Pittman wrote that there was no clear rationale for the Biden administration to wield such influence.

“The Court is not blind to the current political division in our country. But it is fundamental to the survival of our Republic that the separation of powers as set forth in our Constitution be preserved,” he wrote.

The Biden administration and Education Secretary Miguel Cardona reacted quickly Thursday night.

Jean-Pierre said they “strongly disagree” with the Texas court’s decision and the Justice Department has appealed.

Cardona reiterated the White House’s commitment to fight the decision, saying the Department of Education “is not backing down.”

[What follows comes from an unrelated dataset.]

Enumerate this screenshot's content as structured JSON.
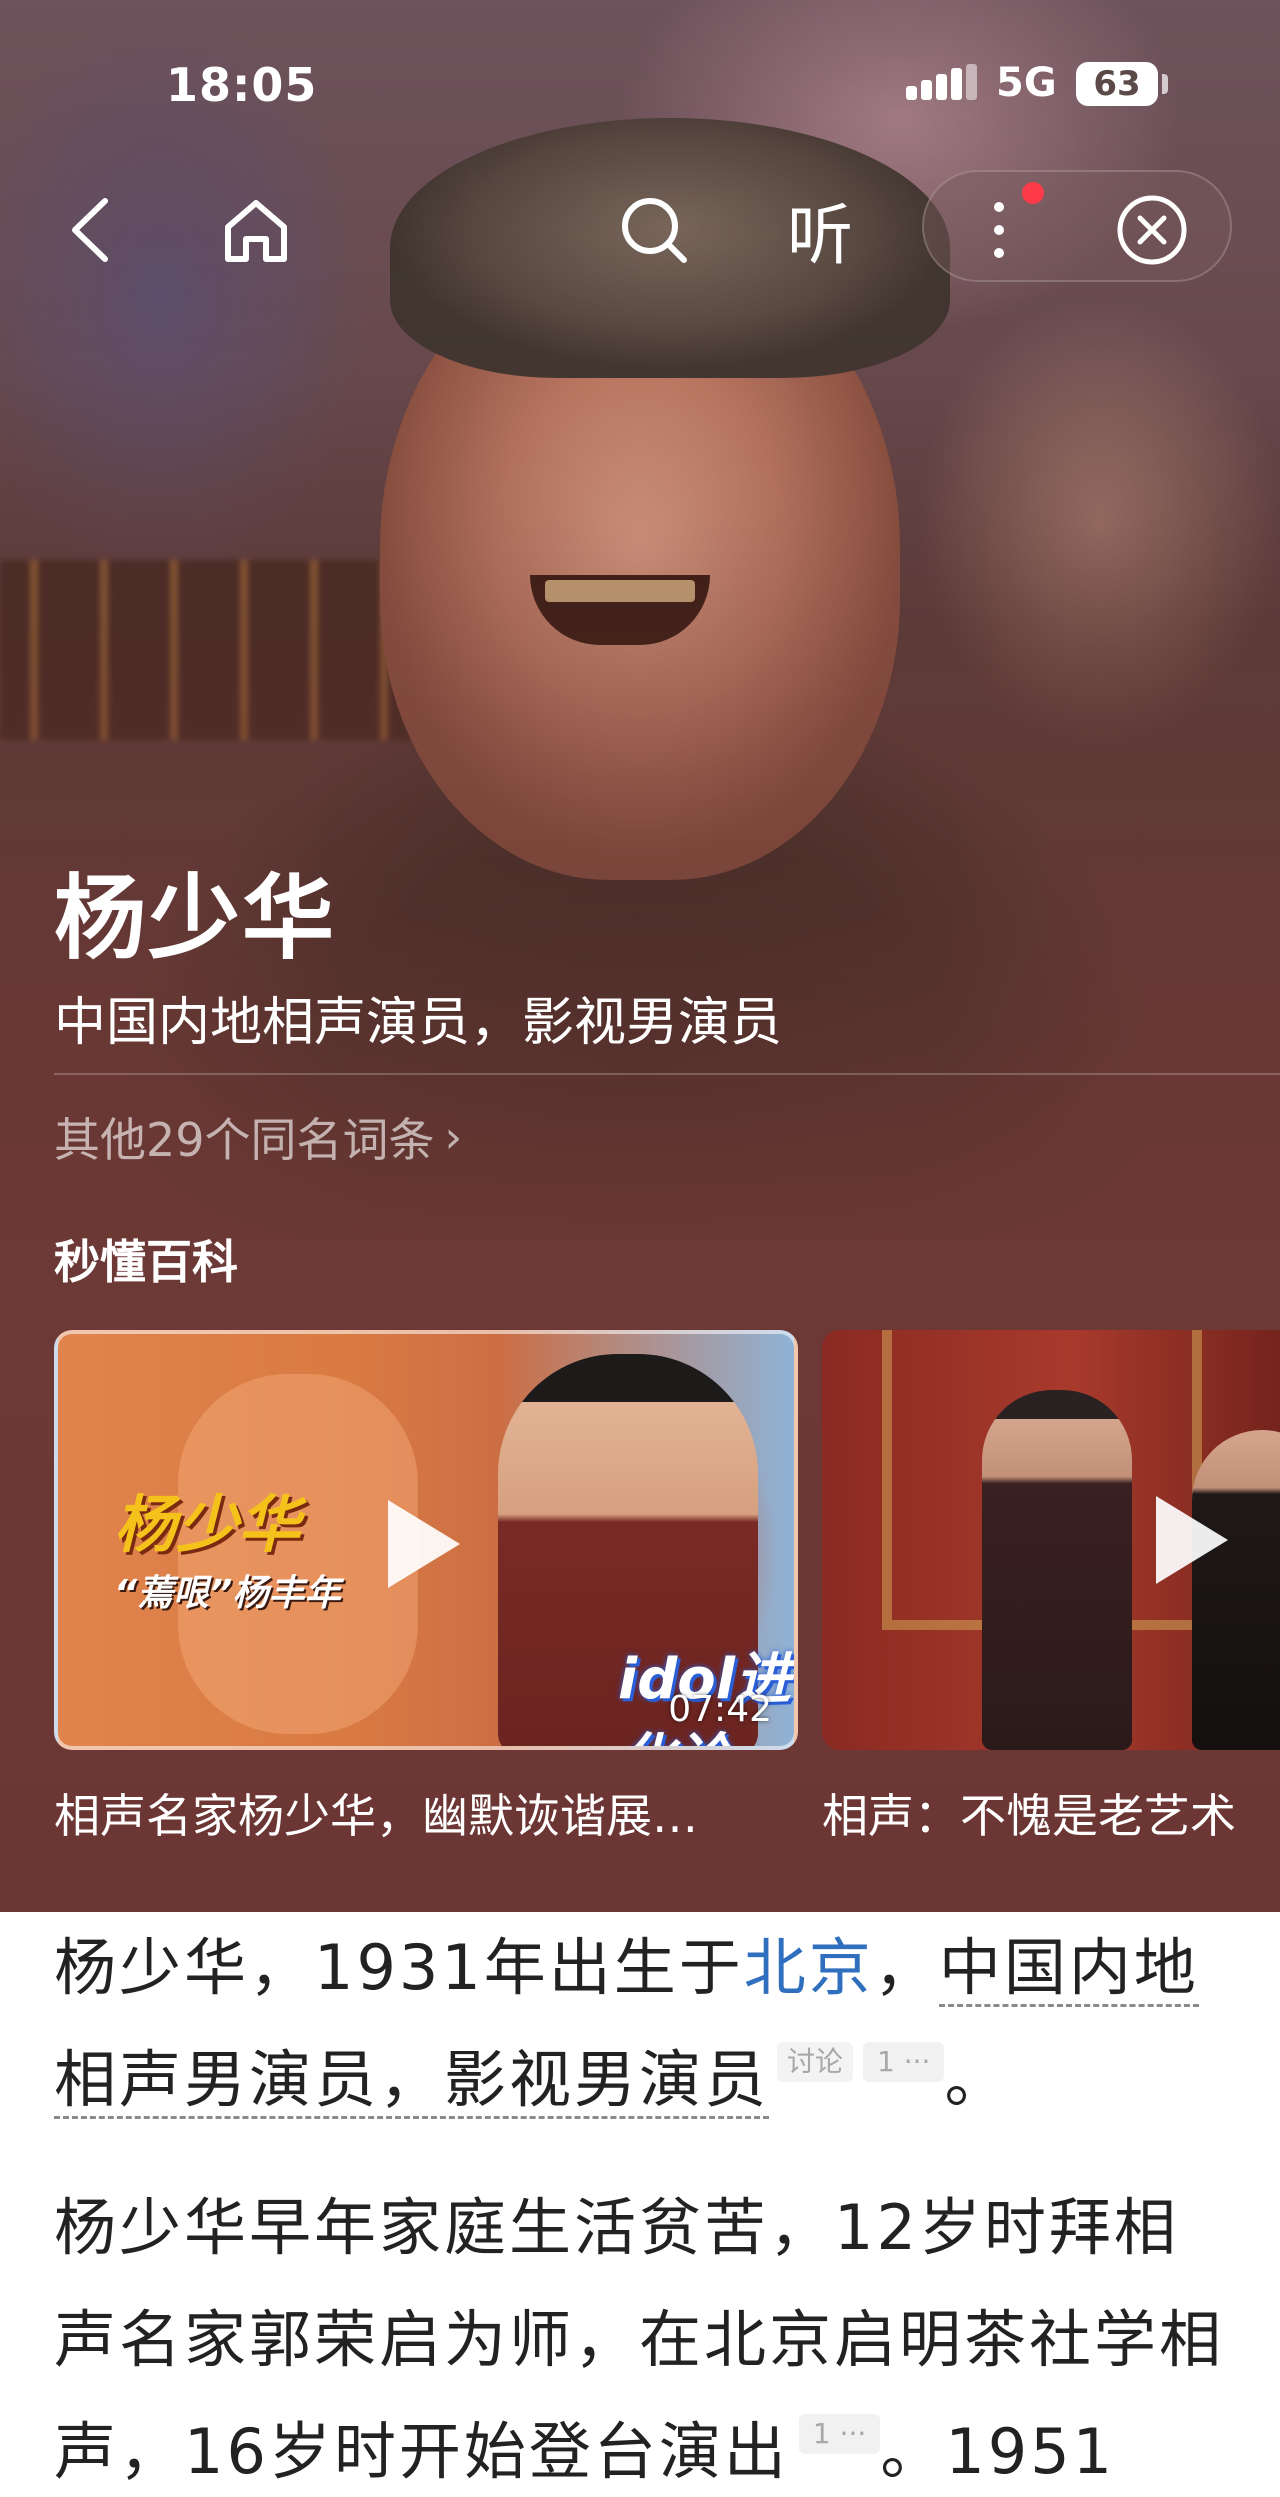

“We are disappointed with the Texas court’s decision to block loan relief. Amid efforts to block our debt relief program, we are not backing down. The Justice Department has appealed the today’s decision on our behalf, and we will continue to keep borrowers informed of our efforts to provide targeted relief,” Cardona said.

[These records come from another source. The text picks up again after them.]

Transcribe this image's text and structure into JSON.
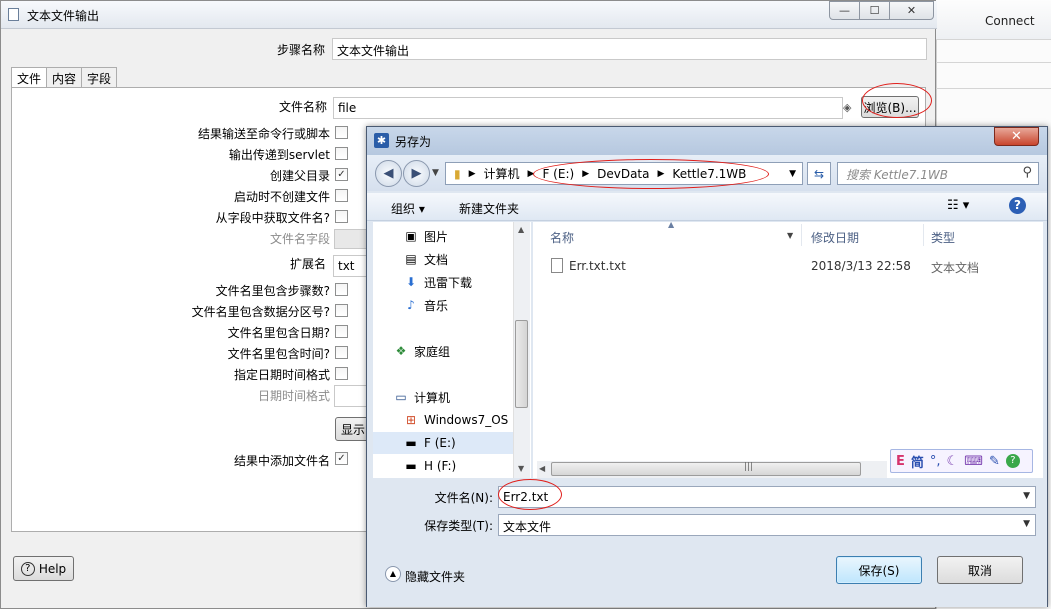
{
  "background_app": {
    "connect_label": "Connect"
  },
  "main_window": {
    "title": "文本文件输出",
    "step_name_label": "步骤名称",
    "step_name_value": "文本文件输出",
    "tabs": [
      "文件",
      "内容",
      "字段"
    ],
    "file_name_label": "文件名称",
    "file_name_value": "file",
    "browse_button": "浏览(B)...",
    "options": [
      {
        "label": "结果输送至命令行或脚本",
        "checked": false
      },
      {
        "label": "输出传递到servlet",
        "checked": false
      },
      {
        "label": "创建父目录",
        "checked": true
      },
      {
        "label": "启动时不创建文件",
        "checked": false
      },
      {
        "label": "从字段中获取文件名?",
        "checked": false
      }
    ],
    "filename_field_label": "文件名字段",
    "extension_label": "扩展名",
    "extension_value": "txt",
    "options2": [
      {
        "label": "文件名里包含步骤数?",
        "checked": false
      },
      {
        "label": "文件名里包含数据分区号?",
        "checked": false
      },
      {
        "label": "文件名里包含日期?",
        "checked": false
      },
      {
        "label": "文件名里包含时间?",
        "checked": false
      },
      {
        "label": "指定日期时间格式",
        "checked": false
      }
    ],
    "datetime_format_label": "日期时间格式",
    "show_button_partial": "显示",
    "add_filename_label": "结果中添加文件名",
    "add_filename_checked": true,
    "help_button": "Help"
  },
  "save_dialog": {
    "title": "另存为",
    "breadcrumb": [
      "计算机",
      "F (E:)",
      "DevData",
      "Kettle7.1WB"
    ],
    "search_placeholder": "搜索 Kettle7.1WB",
    "organize_label": "组织 ▾",
    "new_folder_label": "新建文件夹",
    "tree_items": [
      {
        "label": "图片",
        "icon": "pictures-icon"
      },
      {
        "label": "文档",
        "icon": "documents-icon"
      },
      {
        "label": "迅雷下载",
        "icon": "download-icon"
      },
      {
        "label": "音乐",
        "icon": "music-icon"
      },
      {
        "label": "家庭组",
        "icon": "homegroup-icon"
      },
      {
        "label": "计算机",
        "icon": "computer-icon"
      },
      {
        "label": "Windows7_OS (",
        "icon": "windows-drive-icon"
      },
      {
        "label": "F (E:)",
        "icon": "drive-icon"
      },
      {
        "label": "H (F:)",
        "icon": "drive-icon"
      }
    ],
    "columns": [
      "名称",
      "修改日期",
      "类型"
    ],
    "files": [
      {
        "name": "Err.txt.txt",
        "modified": "2018/3/13 22:58",
        "type": "文本文档"
      }
    ],
    "file_name_label": "文件名(N):",
    "file_name_value": "Err2.txt",
    "save_type_label": "保存类型(T):",
    "save_type_value": "文本文件",
    "hide_folders_label": "隐藏文件夹",
    "save_button": "保存(S)",
    "cancel_button": "取消"
  },
  "ime_toolbar": {
    "mode": "E",
    "lang": "简"
  }
}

The administration remains confident the program is “legal and necessary,” Cardona said.

As of Thursday, around 26 million people had submitted applications for the program. The Biden administration said it approved 16 million of those relief requests, as soon as it was legally able to start sending payments.

But the latest legal troubles leave about 17 million eligible Americans excluded from the program for the time being. The application was supposed to be live until December 2023, giving borrowers an additional 12 months to hear about and apply for the scheme.

In the meantime, as the lawsuits unfold in court, the Department of Education has encouraged borrowers to sign up for their newsletter for the most up-to-date information on the next steps of the program.

ABC News’ Justin R. Gomez contributed to this report.